Javier, me dijo, tú sabes bien que no merece la pena escribir si no se tiene nada que contar. La escritura es un medio de expresión para compartir ideas con el lector, no se trata de un arte en sí mismo que pudiera ser completado con bellas frases o palabras rebuscadas y barrocas como si de un dibujo o pintura se tratase.

Hay que observar en el fondo. Siempre hay algo que descubrir en las posibles y diversas interpretaciones de una Obra, protesté.
Pensamiento infantil, Javier mi amigo ¿todavía crees en esas cosas? ¿No leíste de pequeño el Traje del Emperador? Los críticos están comprados, de algún modo, por las editoriales. Los lectores creen ver sabiduría que no comprenden donde solo existe marrullería. Unos tienen que comer y otros tienen fe ciega en quienes creen superiores a ellos.
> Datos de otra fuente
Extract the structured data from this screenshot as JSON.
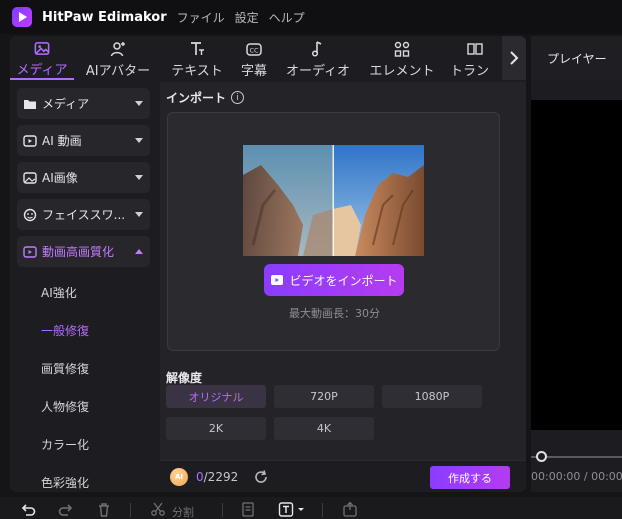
{
  "app": {
    "name": "HitPaw Edimakor"
  },
  "menu": [
    "ファイル",
    "設定",
    "ヘルプ"
  ],
  "tabs": [
    {
      "label": "メディア",
      "icon": "media-icon",
      "active": true
    },
    {
      "label": "AIアバター",
      "icon": "ai-avatar-icon"
    },
    {
      "label": "テキスト",
      "icon": "text-icon"
    },
    {
      "label": "字幕",
      "icon": "subtitle-icon"
    },
    {
      "label": "オーディオ",
      "icon": "audio-icon"
    },
    {
      "label": "エレメント",
      "icon": "element-icon"
    },
    {
      "label": "トラン",
      "icon": "transition-icon"
    }
  ],
  "sidebar": {
    "categories": [
      {
        "label": "メディア",
        "icon": "folder-icon"
      },
      {
        "label": "AI 動画",
        "icon": "ai-video-icon"
      },
      {
        "label": "AI画像",
        "icon": "ai-image-icon"
      },
      {
        "label": "フェイススワ...",
        "icon": "face-swap-icon"
      },
      {
        "label": "動画高画質化",
        "icon": "video-enhance-icon",
        "open": true
      }
    ],
    "subitems": [
      {
        "label": "AI強化"
      },
      {
        "label": "一般修復",
        "active": true
      },
      {
        "label": "画質修復"
      },
      {
        "label": "人物修復"
      },
      {
        "label": "カラー化"
      },
      {
        "label": "色彩強化"
      }
    ]
  },
  "import": {
    "title": "インポート",
    "info_glyph": "i",
    "button": "ビデオをインポート",
    "max_length": "最大動画長：30分"
  },
  "resolution": {
    "label": "解像度",
    "options": [
      {
        "label": "オリジナル",
        "selected": true
      },
      {
        "label": "720P"
      },
      {
        "label": "1080P"
      },
      {
        "label": "2K"
      },
      {
        "label": "4K"
      }
    ]
  },
  "footer": {
    "coin_label": "AI",
    "credits_used": "0",
    "credits_total": "/2292",
    "create_button": "作成する"
  },
  "player": {
    "title": "プレイヤー",
    "time_current": "00:00:00",
    "time_total": "/ 00:00"
  },
  "toolbar": {
    "split_label": "分割"
  },
  "colors": {
    "accent": "#b46cff",
    "button_gradient_start": "#8b3cff",
    "button_gradient_end": "#b43cf0"
  }
}
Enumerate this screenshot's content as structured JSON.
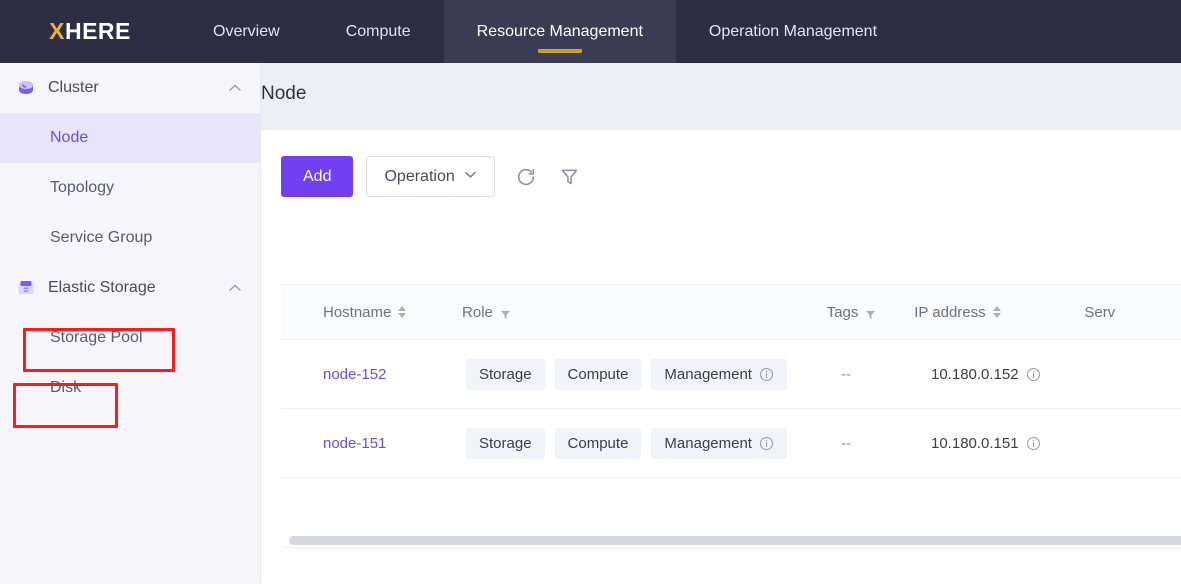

Entonces le recriminé ¿Porqué sigues manteniendo los volúmenes y no los has destruido o quemado por completo?
Como buen gallego me contestó con otra pregunta. ¿Cuánto tiempo hace que no pasas por unos grandes almacenes? ¿No te has parado a pensar que es posible que existan más escritores que lectores…? Sonrió sabiendo que se trataba de una alocución falaz.
Esa macabra sonrisa me mostró, a todas luces, que la locura podía haber anidado en la mente de Alberto.

¿Qué nos han enseñado unos aprendices de escritores, en unos pretendidos talleres donde se producen tormentas de ideas en su propio provecho?, porque no se trata de grandes hombres con la experiencia que da la ancianidad y curtidos en dichos menesteres, sino de jóvenes licenciados que de algo tienen que vivir. Nos han enseñado a escribir y escribir hasta convertir una simple idea en un pequeño cuento de unas pocas páginas, ese cuento en una novela más extensa y esta en voluminosos best séller garrapateados con la suficiente técnica para mantener la necesaria intriga hasta el final. No hay nada más. Créeme Javier que no hay nada más.
Eché un breve vistazo a varios de los libros que se encontraban ubicados en la biblioteca de mi amigo y comprobé como algo de razón no le faltaba.

Algunos libros mantenían dos o tres páginas donde deberían encontrarse cientos más. Leí y comprendí que se trataba de frases y párrafos cargados de gran sabiduría. Otros libros mantenían la mitad de sus páginas lo que demostraba que Alberto había leído, en varias ocasiones, aquella literatura para, al final del proceso, mantener lo esencial.
Pero había algo que no podía entender y así lo hice saber al hacedor de tal galimatías ¿Porqué mantienes volúmenes que no tienen ninguna página impresa?
Es evidente, Javier, piensa un poco. Observa con profundidad lo que tienes en tus manos.

Entonces lo entendí con meridiana claridad. La encuadernación era una obra de arte, pero a la comprensión de mi Amigo el resto de la Obra no valía nada.
Pensé un buen rato mientras comprobaba la ardua labor que Alberto había realizado en su gran biblioteca y después, como de costumbre, nos despedimos con un abrazo.
Según marchaba me paró paloma y con la misma preocupación con que me recibiera me volvió a interrogar. Javier ¿Qué te ha parecido Alberto? Me tiene realmente preocupada.
No tengo tiempo Paloma, de veras, en otro momento hablamos. Ahora tengo que regresar a casa y realizar una limpiá.

Por cierto, supongo que ya sabréis lo que contenían las bolsas del salón. Un gordo jugador de dados, una miedosa imprudente, algún majadero que confunde truenos con cañonazos, un chulo arrogante que menosprecia la sabiduría de los mayores y una mujer que piensa que los hombres no dejan de ser muñecos en sus divinas manos.